Show that the reciprocal of 3+2√2 is an irrational number
the reciprocal of 3+2√2 is 1/(3+2√2)
1/(3+2√2)
= 1/(3+2√2) * (3-2√2)/(3-2√2)
= (3-2√2)/(9 - 8)
= 3-2√2 , which is irrational
To show that the reciprocal of 3+2√2 is an irrational number, we can assume the opposite and show that it leads to a contradiction.
Let's denote the reciprocal as 1/(3+2√2) and assume it is rational. This means it can be expressed as a fraction of two integers, p and q, where q is not zero:
1/(3+2√2) = p/q
Now, we can multiply both sides of the equation by (3-2√2), which is the conjugate of (3+2√2).
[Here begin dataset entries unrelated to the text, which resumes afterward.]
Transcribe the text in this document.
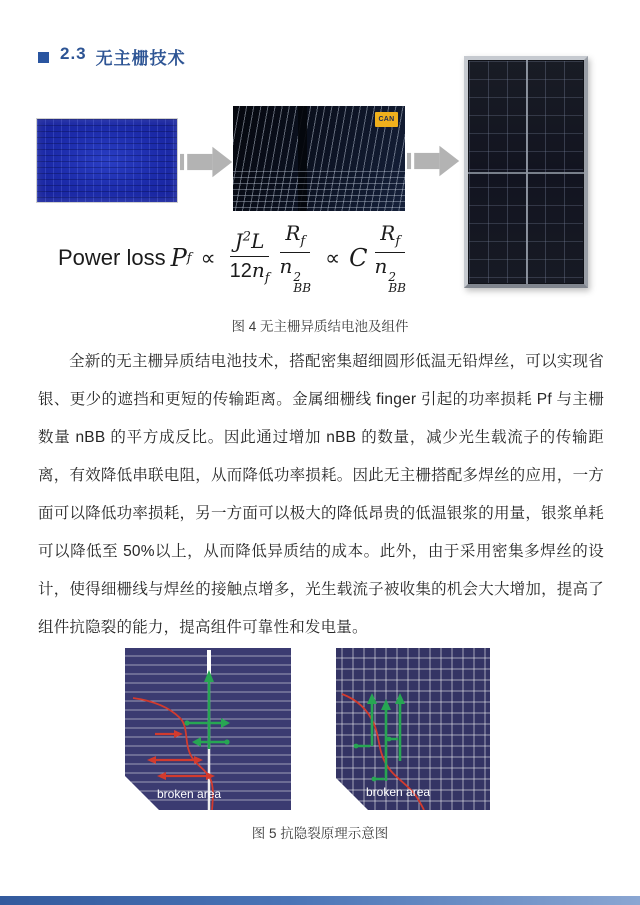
2.3 无主栅技术
CAN
Power loss P $f \propto \frac{J^2L}{12n_f} R_f$
n 2
BB ∝ C $R_f$
n 2
BB
图 4 无主栅异质结电池及组件

全新的无主栅异质结电池技术，搭配密集超细圆形低温无铅焊丝，可以实现省银、更少的遮挡和更短的传输距离。金属细栅线 finger 引起的功率损耗 Pf 与主栅数量 nBB 的平方成反比。因此通过增加 nBB 的数量，减少光生载流子的传输距离，有效降低串联电阻，从而降低功率损耗。因此无主栅搭配多焊丝的应用，一方面可以降低功率损耗，另一方面可以极大的降低昂贵的低温银浆的用量，银浆单耗可以降低至 50%以上，从而降低异质结的成本。此外，由于采用密集多焊丝的设计，使得细栅线与焊丝的接触点增多，光生载流子被收集的机会大大增加，提高了组件抗隐裂的能力，提高组件可靠性和发电量。

broken area	broken area
图 5 抗隐裂原理示意图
This will help us get rid of the square root term in the denominator:
1/(3+2√2) * (3-2√2) = p/q * (3-2√2)
Using the distributive property, we can expand both sides of the equation:
(1 * 3) + (1 * -2√2) + (2√2 * 3) + (2√2 * -2√2) = p/q * 3 + p/q * -2√2
Simplifying further:
3 - 2√2 + 6√2 - 4 * 2 = 3p/q - 2√2p/q
Combine like terms:
(3 - 8) + (4√2 - 2√2) = 3p/q - 2√2p/q
-5 + 2√2 = 3p/q - 2√2p/q
Now, let's consider the left side of the equation (-5 + 2√2) as a single term and the right side as another single term:
-5 + 2√2 = (3p/q - 2√2p/q)
Notice that the left side (-5 + 2√2) is irrational, as it involves a combination of an integer (-5) and a square root (√2).
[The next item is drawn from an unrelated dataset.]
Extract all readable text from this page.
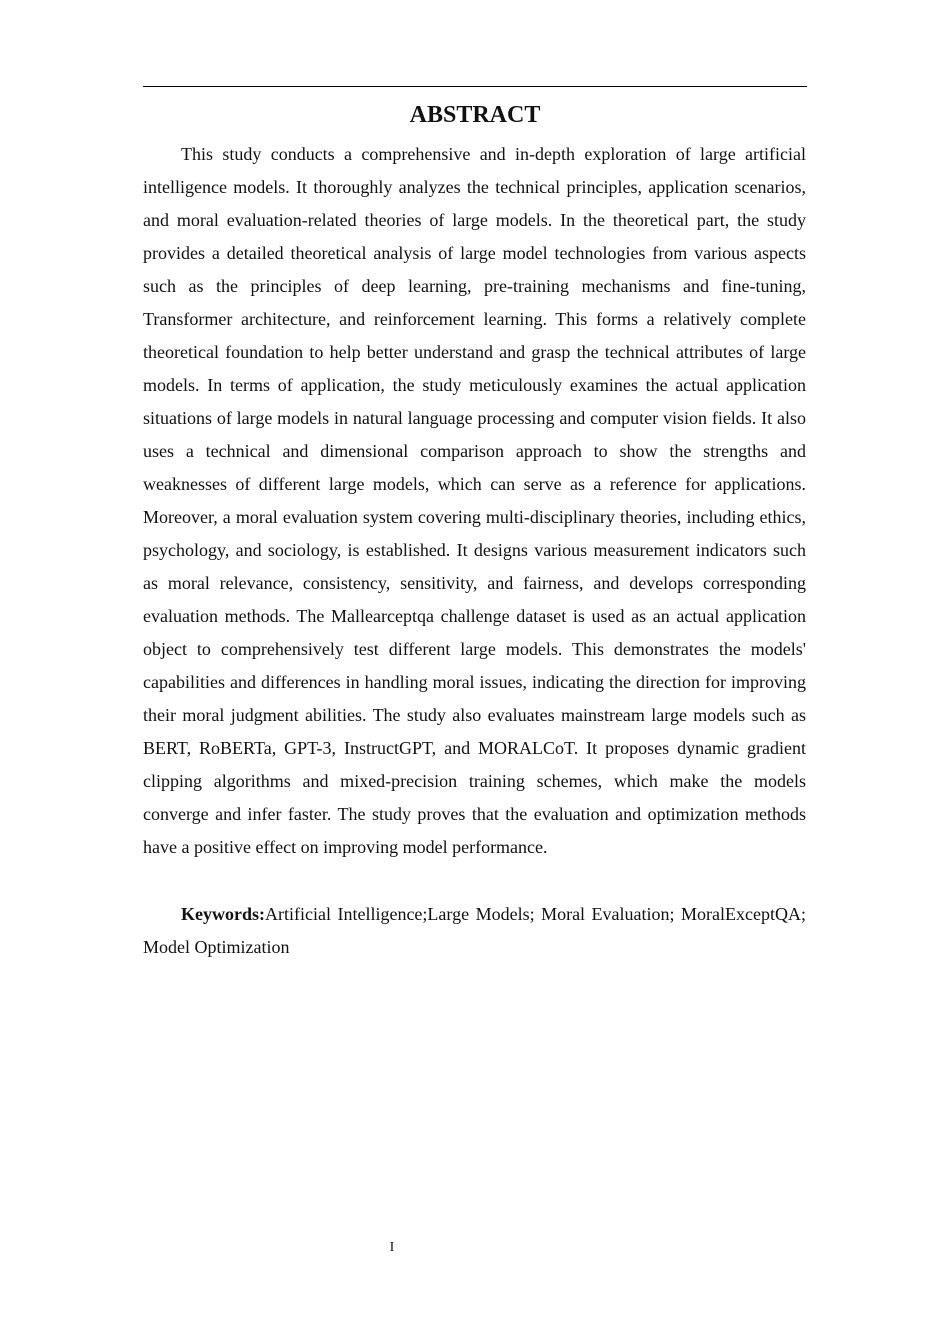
ABSTRACT

This study conducts a comprehensive and in-depth exploration of large artificial intelligence models. It thoroughly analyzes the technical principles, application scenarios, and moral evaluation-related theories of large models. In the theoretical part, the study provides a detailed theoretical analysis of large model technologies from various aspects such as the principles of deep learning, pre-training mechanisms and fine-tuning, Transformer architecture, and reinforcement learning. This forms a relatively complete theoretical foundation to help better understand and grasp the technical attributes of large models. In terms of application, the study meticulously examines the actual application situations of large models in natural language processing and computer vision fields. It also uses a technical and dimensional comparison approach to show the strengths and weaknesses of different large models, which can serve as a reference for applications. Moreover, a moral evaluation system covering multi-disciplinary theories, including ethics, psychology, and sociology, is established. It designs various measurement indicators such as moral relevance, consistency, sensitivity, and fairness, and develops corresponding evaluation methods. The Mallearceptqa challenge dataset is used as an actual application object to comprehensively test different large models. This demonstrates the models' capabilities and differences in handling moral issues, indicating the direction for improving their moral judgment abilities. The study also evaluates mainstream large models such as BERT, RoBERTa, GPT-3, InstructGPT, and MORALCoT. It proposes dynamic gradient clipping algorithms and mixed-precision training schemes, which make the models converge and infer faster. The study proves that the evaluation and optimization methods have a positive effect on improving model performance.

Keywords:Artificial Intelligence;Large Models; Moral Evaluation; MoralExceptQA; Model Optimization

I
Now, on the right side, if 3p/q and 2√2p/q were both rational, their difference (3p/q - 2√2p/q) would also be rational.
This leads to a contradiction, as we have shown that the left side (an irrational number) is equal to the right side (a rational number).
Therefore, our initial assumption that the reciprocal of 3+2√2 is rational is false. Consequently, the reciprocal of 3+2√2 must be an irrational number.